Inverse embedding of variables into distributions: Define the softmax embedding $S$ by: $$ S(x) = \text{softmax}(-x). $$
These embeddings are mutually inverse maps: $$ \tilde{I} \circ S = \text{Id}_{H^n}, \quad S \circ \tilde{I} = \text{Id}_{\mathring\Delta_n}, $$ creating an explicit duality.
Consequently, the Fisher information metric induces a corresponding geometry on $H^n$, where tangent vectors at a point $x \in H^n$ naturally represent distributions. This duality is symmetric:
- Tangent vectors at distributions are identified with variables.
- Tangent vectors at variables are identified with distributions.
Algebraic Structure Induced from Linear Structure
The vector space structure of $H^n$ induces a corresponding algebraic structure on the simplex $\mathring\Delta_n$. Specifically, translating the linear addition from $H^n$ via the spectral maps yields a convolution-like operation: $$ (p \star q)_i = \frac{p_i q_i}{\sum_j p_j q_j}, $$ which inherits a natural identity element (the uniform distribution) and an inversion operation: $$ p^{-1}_i = \frac{1/p_i}{\sum_j 1/p_j}. $$ This algebraic structure is naturally induced by the linearity in $H^n$ and highlights classical distributions such as Bernoulli, Boltzmann, and Binomial as particular cases of inversion.
Dual Metric and its Geometric Implications
By considering random variables as elements of $H^n$ with tangent spaces identified as distributions, a dual metric $\tilde{g}$ emerges naturally: $$ \tilde{g}_x(p,q) = g_{S(x)}(\tilde{I}(p), \tilde{I}(q)). $$
This dual construction introduces an additional geometric structure on $H^n$ that mirrors the structure on $\mathring\Delta_n$. An open question is whether such dual metrics and their geometric properties have been previously studied.
Open Questions and Further Connections:
- Originality: Has the specific geometric duality between $\mathring\Delta_n$ and $H^n$, and particularly the induced metrics, been previously explored?
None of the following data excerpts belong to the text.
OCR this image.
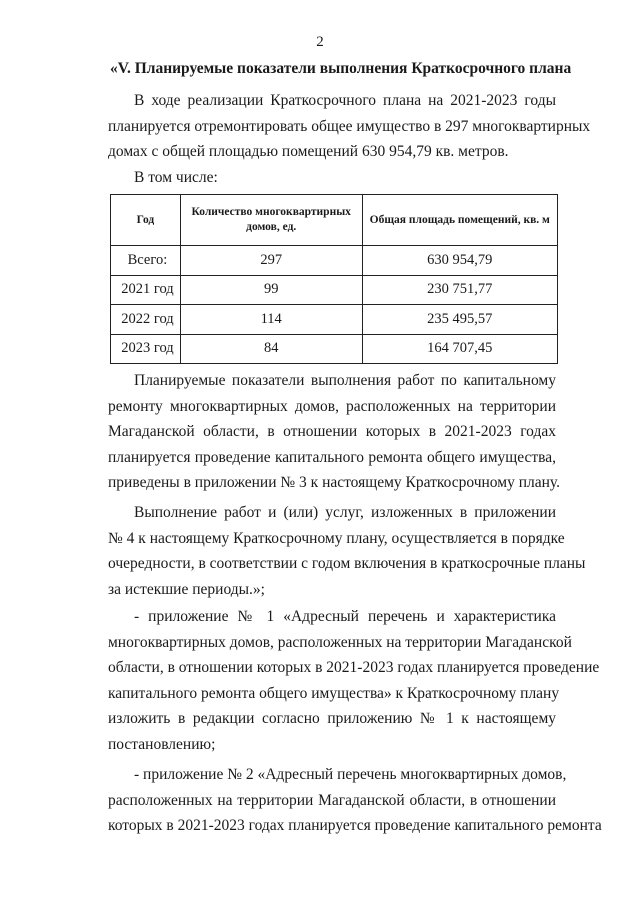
2
«V. Планируемые показатели выполнения Краткосрочного плана
В ходе реализации Краткосрочного плана на 2021-2023 годы
планируется отремонтировать общее имущество в 297 многоквартирных
домах с общей площадью помещений 630 954,79 кв. метров.
В том числе:
Год	Количество многоквартирных домов, ед.	Общая площадь помещений, кв. м
Всего:	297	630 954,79
2021 год	99	230 751,77
2022 год	114	235 495,57
2023 год	84	164 707,45
Планируемые показатели выполнения работ по капитальному
ремонту многоквартирных домов, расположенных на территории
Магаданской области, в отношении которых в 2021-2023 годах
планируется проведение капитального ремонта общего имущества,
приведены в приложении № 3 к настоящему Краткосрочному плану.
Выполнение работ и (или) услуг, изложенных в приложении
№ 4 к настоящему Краткосрочному плану, осуществляется в порядке
очередности, в соответствии с годом включения в краткосрочные планы
за истекшие периоды.»;
- приложение № 1 «Адресный перечень и характеристика
многоквартирных домов, расположенных на территории Магаданской
области, в отношении которых в 2021-2023 годах планируется проведение
капитального ремонта общего имущества» к Краткосрочному плану
изложить в редакции согласно приложению № 1 к настоящему
постановлению;
- приложение № 2 «Адресный перечень многоквартирных домов,
расположенных на территории Магаданской области, в отношении
которых в 2021-2023 годах планируется проведение капитального ремонта
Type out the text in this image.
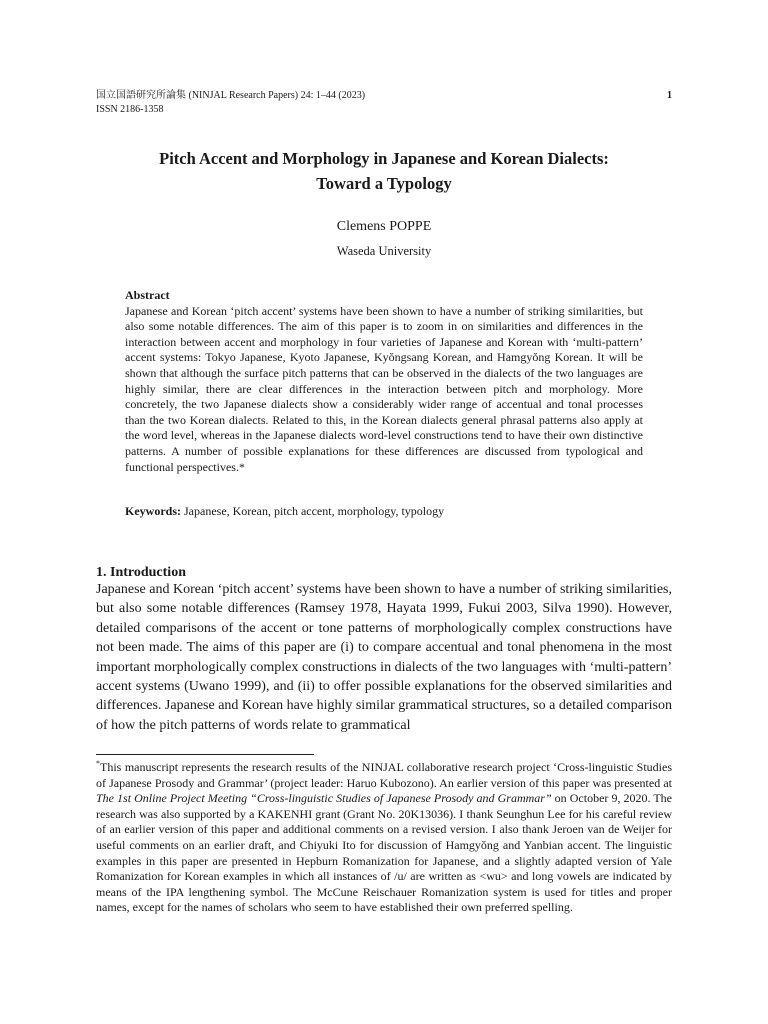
国立国語研究所論集 (NINJAL Research Papers) 24: 1–44 (2023)
ISSN 2186-1358
1
Pitch Accent and Morphology in Japanese and Korean Dialects:
Toward a Typology
Clemens POPPE
Waseda University
Abstract

Japanese and Korean ‘pitch accent’ systems have been shown to have a number of striking similarities, but also some notable differences. The aim of this paper is to zoom in on similarities and differences in the interaction between accent and morphology in four varieties of Japanese and Korean with ‘multi-pattern’ accent systems: Tokyo Japanese, Kyoto Japanese, Kyŏngsang Korean, and Hamgyŏng Korean. It will be shown that although the surface pitch patterns that can be observed in the dialects of the two languages are highly similar, there are clear differences in the interaction between pitch and morphology. More concretely, the two Japanese dialects show a considerably wider range of accentual and tonal processes than the two Korean dialects. Related to this, in the Korean dialects general phrasal patterns also apply at the word level, whereas in the Japanese dialects word-level constructions tend to have their own distinctive patterns. A number of possible explanations for these differences are discussed from typological and functional perspectives.*

Keywords: Japanese, Korean, pitch accent, morphology, typology
1. Introduction

Japanese and Korean ‘pitch accent’ systems have been shown to have a number of striking similarities, but also some notable differences (Ramsey 1978, Hayata 1999, Fukui 2003, Silva 1990). However, detailed comparisons of the accent or tone patterns of morphologically complex constructions have not been made. The aims of this paper are (i) to compare accentual and tonal phenomena in the most important morphologically complex constructions in dialects of the two languages with ‘multi-pattern’ accent systems (Uwano 1999), and (ii) to offer possible explanations for the observed similarities and differences. Japanese and Korean have highly similar grammatical structures, so a detailed comparison of how the pitch patterns of words relate to grammatical

*This manuscript represents the research results of the NINJAL collaborative research project ‘Cross-linguistic Studies of Japanese Prosody and Grammar’ (project leader: Haruo Kubozono). An earlier version of this paper was presented at The 1st Online Project Meeting “Cross-linguistic Studies of Japanese Prosody and Grammar” on October 9, 2020. The research was also supported by a KAKENHI grant (Grant No. 20K13036). I thank Seunghun Lee for his careful review of an earlier version of this paper and additional comments on a revised version. I also thank Jeroen van de Weijer for useful comments on an earlier draft, and Chiyuki Ito for discussion of Hamgyŏng and Yanbian accent. The linguistic examples in this paper are presented in Hepburn Romanization for Japanese, and a slightly adapted version of Yale Romanization for Korean examples in which all instances of /u/ are written as <wu> and long vowels are indicated by means of the IPA lengthening symbol. The McCune Reischauer Romanization system is used for titles and proper names, except for the names of scholars who seem to have established their own preferred spelling.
- Algebraic structures: Is the algebraic convolution structure $(\mathring\Delta_n, \star)$ recognized or previously analyzed? My initial intuition is that the softmax function acts as a kind of analogue to a Fourier series transformation.
- Physical interpretations: Could the tangent vector (e_p) be explicitly connected to linear-response theory or other established physical frameworks?
- Generalization: While I have already investigated aspects such as variance, covariance, and related geometric ideas, a broader question remains: if this framework is known, how might one naturally derive higher-order statistical structures from it?
- Applications The geometric duality and the metrics introduced here could, I believe, enable the development of efficient algorithms in machine learning, particularly for dimensionality reduction, robust distribution estimation, and improved variational inference techniques. Numerical experiments could assess the practical effectiveness of these new geometric representations in statistical analysis and both supervised and unsupervised learning settings. Are there any existing approaches in these domains that resemble what I have described?
Feedback, references, and suggestions on the novelty, relevance, and potential impact of this approach are highly welcomed. Could numerical and experimental tests help assess the practical and computational relevance of this geometric approach?
Note: This post is a significantly revised and extended version of an earlier question I had posed, now structured more clearly and with refined mathematical statements.